The court found “the government’s statutory arithmetic” was flawed because “[i]t searches for power in a powerless provision” and noted that the Procurement Act’s “statutory statement of purpose provides no legal authority.” (Id. *8.) The government argued that the Procurement Act’s purpose provision under 40 U.S.C. § 101, combined with the act’s operational provision under 40 U.S.C. § 121(a), provided the president the “power to ‘issue orders that improve the economy and efficiency of contractor’s operations.’” (Id. at *8.) The court held that only the “operative language in § 121(a) empowers the President to issue directives necessary to effectuate the Property Act’s substantive provisions, not its statement of purpose.” (Id. at *8.)

The court criticized the government’s reliance on legislative “prologues, prefatory clauses, and purpose statements,” which the court explained “do not confer legal powers, rights, or duties.” Accordingly, the court “decline[d] the government’s invitation to construe § 121(a) as authorizing the President to ignore the limits inherent in the Property Act’s operative provisions in favor of an “anything-goes” pursuit of a broad statutory purpose.” (Id. at * 10.)

The court also explained that the Procurement Act’s purpose is “internally focused, speaking to government efficiency, not contractor efficiency” and held that “the government’s justifications for the mandate center not on how it would make contracting more efficient, but how it would make contractors more efficient.” (Id. at * 11.) The court ultimately ruled that “[t]he Property Act does not authorize the President to issue directives that simply ‘improve the efficiency of contractors and subcontractors.’” (Id. at *14.)

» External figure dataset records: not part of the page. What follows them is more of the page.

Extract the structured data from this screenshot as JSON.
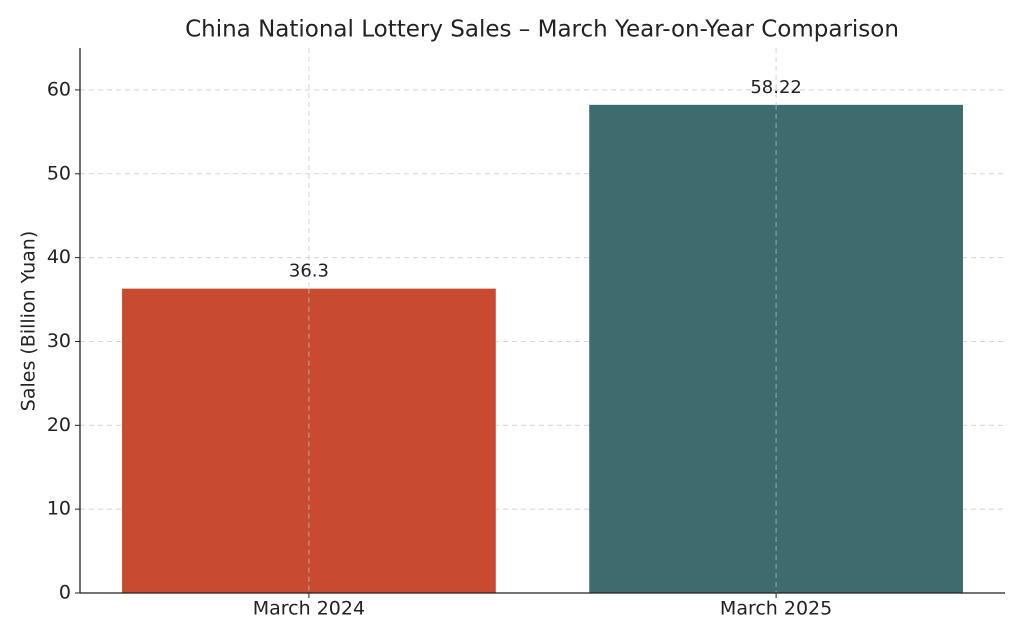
{
  "chart_data": {
    "type": "bar",
    "title": "China National Lottery Sales – March Year-on-Year Comparison",
    "y_label": "Sales (Billion Yuan)",
    "categories": [
      "March 2024",
      "March 2025"
    ],
    "values": [
      36.3,
      58.22
    ],
    "colors": [
      "#c84b31",
      "#3d6b6e"
    ],
    "ylim": [
      0,
      65
    ],
    "yticks": [
      0,
      10,
      20,
      30,
      40,
      50,
      60
    ],
    "grid": true
  }
}
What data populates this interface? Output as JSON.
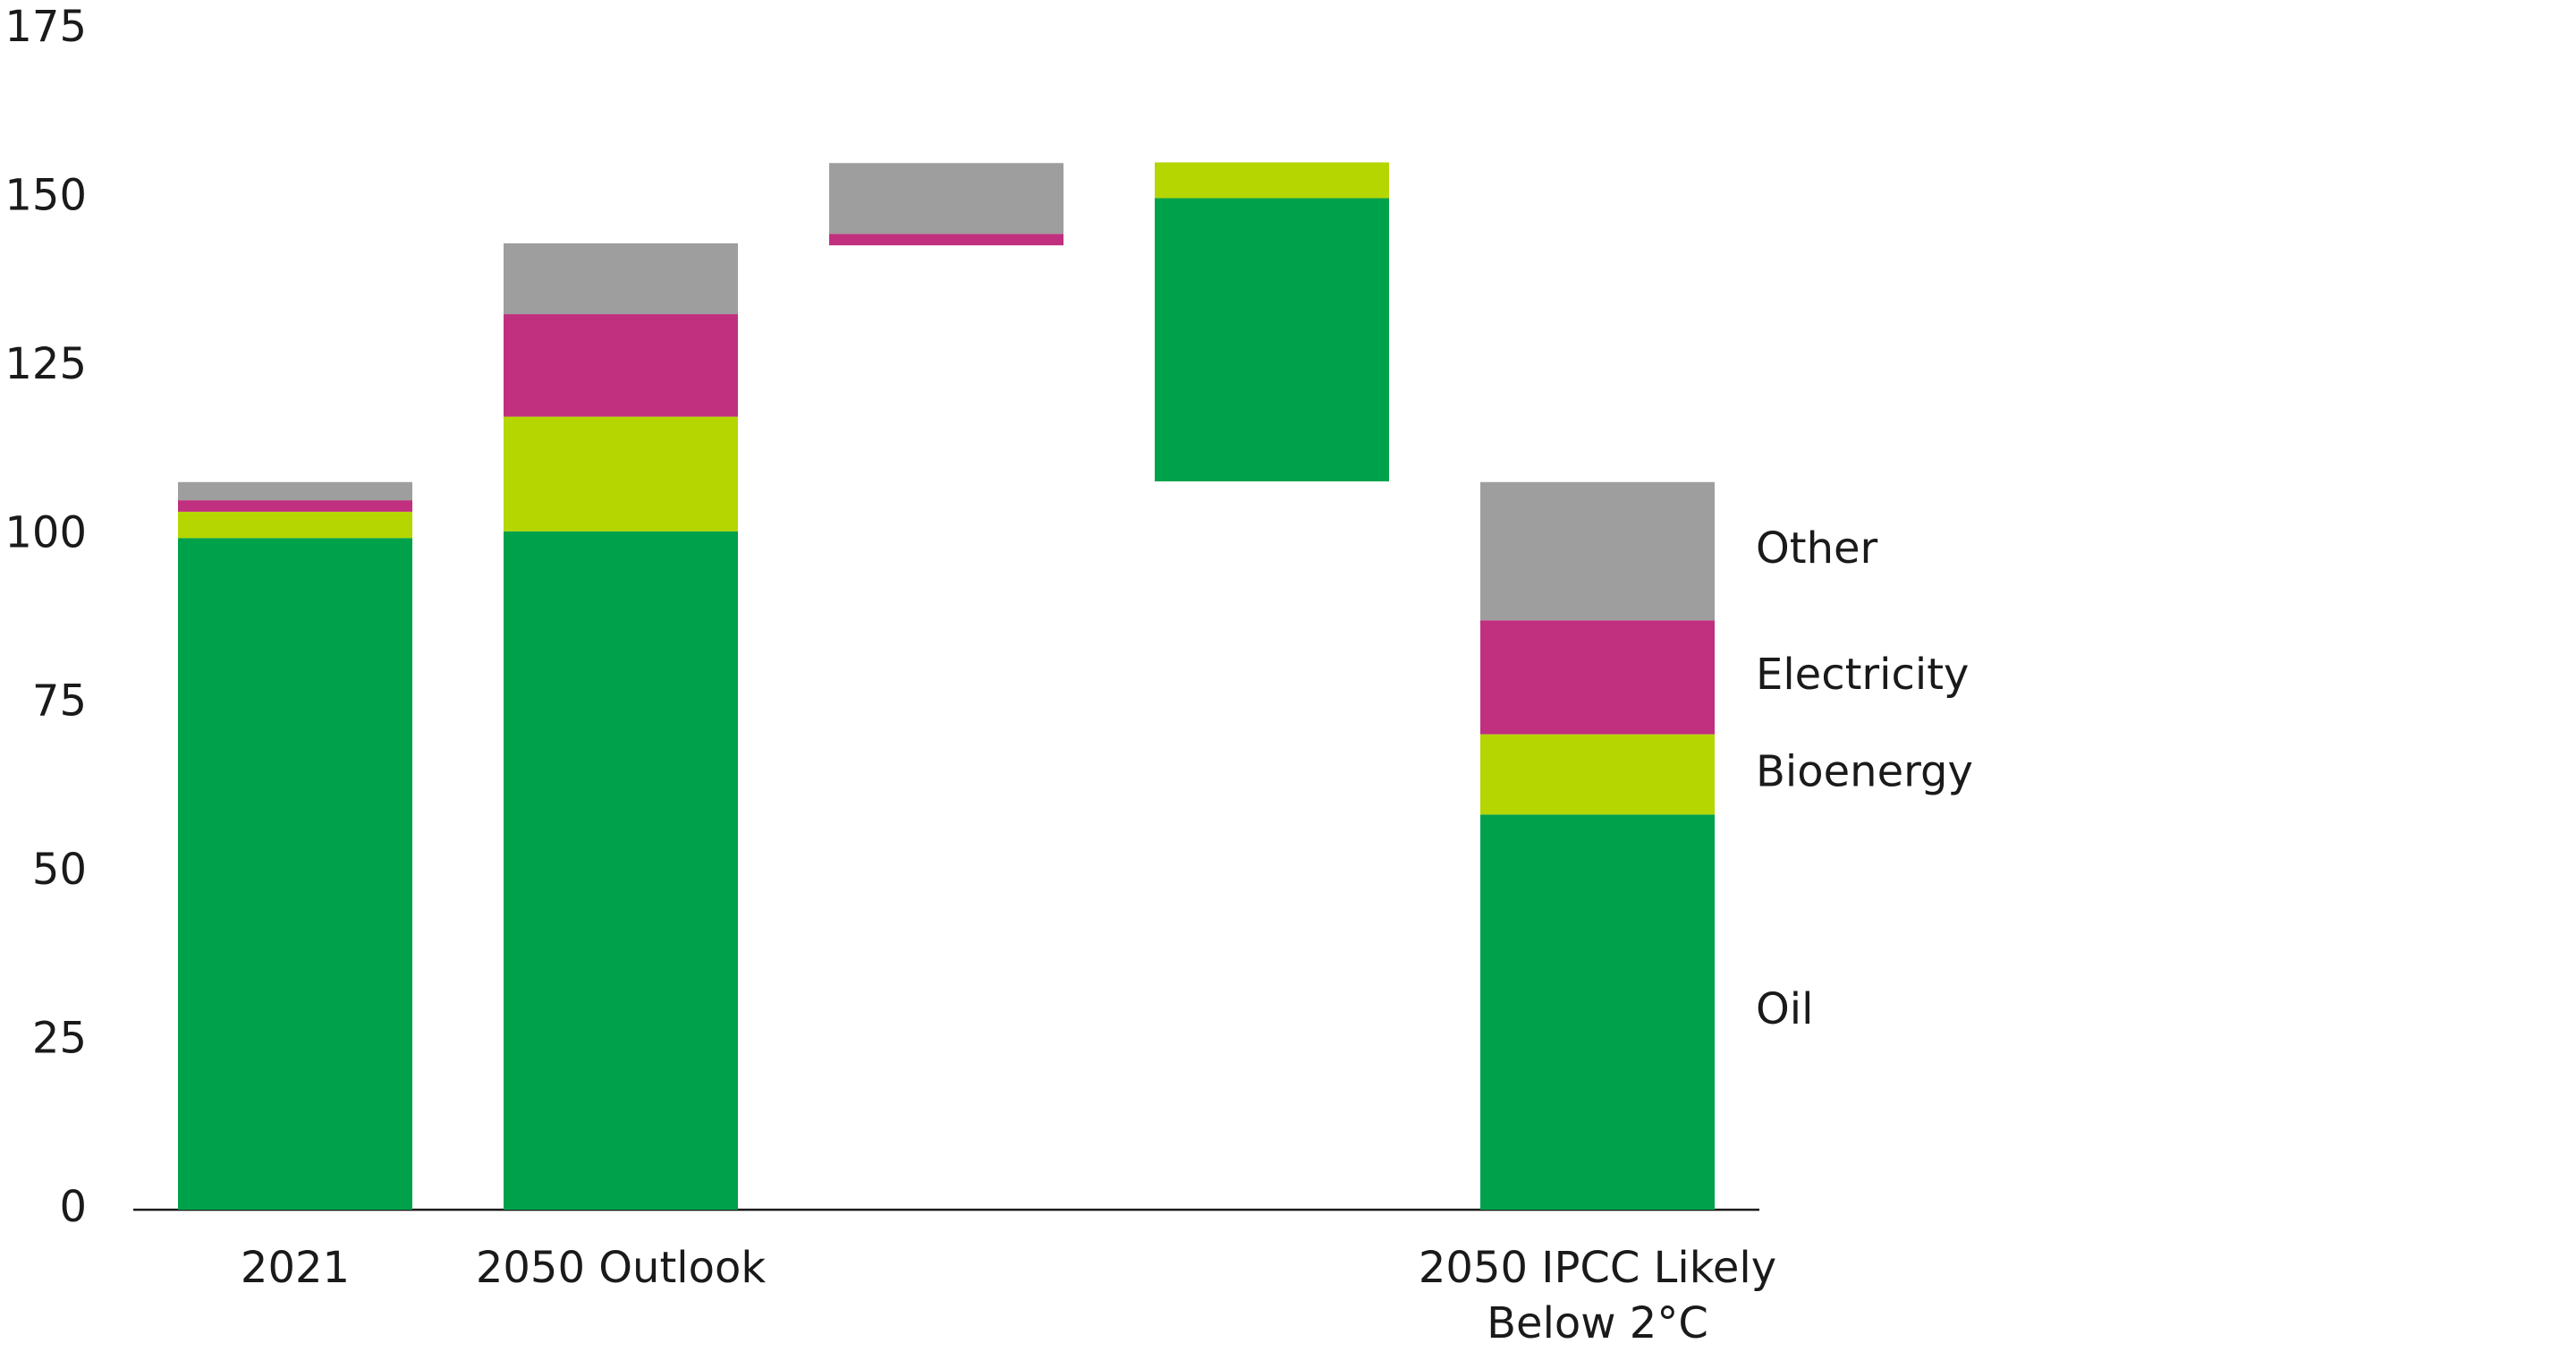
{
  "chart_data": {
    "type": "floating-stacked-bar",
    "categories": [
      "2021",
      "2050 Outlook",
      null,
      null,
      "2050 IPCC Likely\nBelow 2°C"
    ],
    "bases": [
      0,
      0,
      143,
      108,
      0
    ],
    "series": [
      {
        "name": "Oil",
        "color": "#00a14b",
        "values": [
          99.6,
          100.6,
          0,
          42,
          58.6
        ]
      },
      {
        "name": "Bioenergy",
        "color": "#b5d600",
        "values": [
          3.9,
          17,
          0,
          5.3,
          11.9
        ]
      },
      {
        "name": "Electricity",
        "color": "#c0307e",
        "values": [
          1.7,
          15.2,
          1.7,
          0,
          16.9
        ]
      },
      {
        "name": "Other",
        "color": "#9e9e9e",
        "values": [
          2.7,
          10.5,
          10.5,
          0,
          20.5
        ]
      }
    ],
    "ylim": [
      0,
      175
    ],
    "yticks": [
      0,
      25,
      50,
      75,
      100,
      125,
      150,
      175
    ]
  }
}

The court agreed that the plaintiff states had satisfied the requirements to demonstrate irreparable harm, agreeing with the lower court that “the plaintiffs are likely to lose valuable government contracts and incur unrecoverable compliance costs if the mandate is not preliminarily enjoined.” (Id. at *14.) However, the Sixth Circuit found that “the district court abused its discretion in extending the preliminary injunction’s protection to non-party contractors in the plaintiff States.” Therefore, the court limited application of the injunction to party contractors in the plaintiff states because the limitation would “adequately protect the plaintiffs’ interests while the case is pending disposition on the merits.” (Id. at *17.)

TAKEAWAYS

Three appellate courts have now held that President Biden’s contractor vaccine mandate exceeds the executive branch’s authority under the Procurement Act. Therefore, it is likely that the government will continue its non-enforcement of EO 14042’s vaccine-mandate. However, contractors should monitor the Safer Federal Workforce’s website for any updates to the government’s enforcement of EO 14042.

 


 

1 Mayer Brown has issued multiple past updates regarding President Biden’s contractor-vaccine mandate available: Executive Orders Place US Federal Contractors and Employers at Forefront of New COVID Mandates; US Issues Federal Agency COVID Contract Clause and Policy Direction Along with Immediate DoD and GSA Implementation; Updates to the US Federal Contractor Vaccine Mandate—But Will They Matter?; US Federal Court Preliminarily Enjoins Vaccine Mandate for Federal Contractors in KY, OH and TN; US Federal Court Preliminarily Enjoins Vaccine Mandate for Federal Contractors Nationwide and the Government Responds; Another US Federal Court Preliminarily Enjoins Contractor COVID Vaccine Rule; US Sixth Circuit Denies Government’s Request to Stay Injunction Blocking Federal Contractor Vaccine Mandate, Fifth Circuit Decision to Follow; Arizona’s Federal District Court Preliminarily Enjoins Federal Contractor Vaccine Mandate; US Eleventh Circuit Affirms Injunction Against Federal Contractor Vaccine Mandates But Limits Previously Nationwide Scope; and OMB Guidance Potentially Resurrects US COVID-19 Vaccine Mandate for Government Contractors.

2 See Louisiana v. Biden, No. 22-30019, Doc. 00516582132 (5th Cir. Dec. 19, 2022); Kentucky v. Biden, No. 21-6147, Doc. 23a0006p.06 (6th Cir. Jan. 12, 2023).

3 See our previous update on the Eleventh Circuit’s decision, US Eleventh Circuit Affirms Injunction Against Federal Contractor Vaccine Mandates But Limits Previously Nationwide Scope.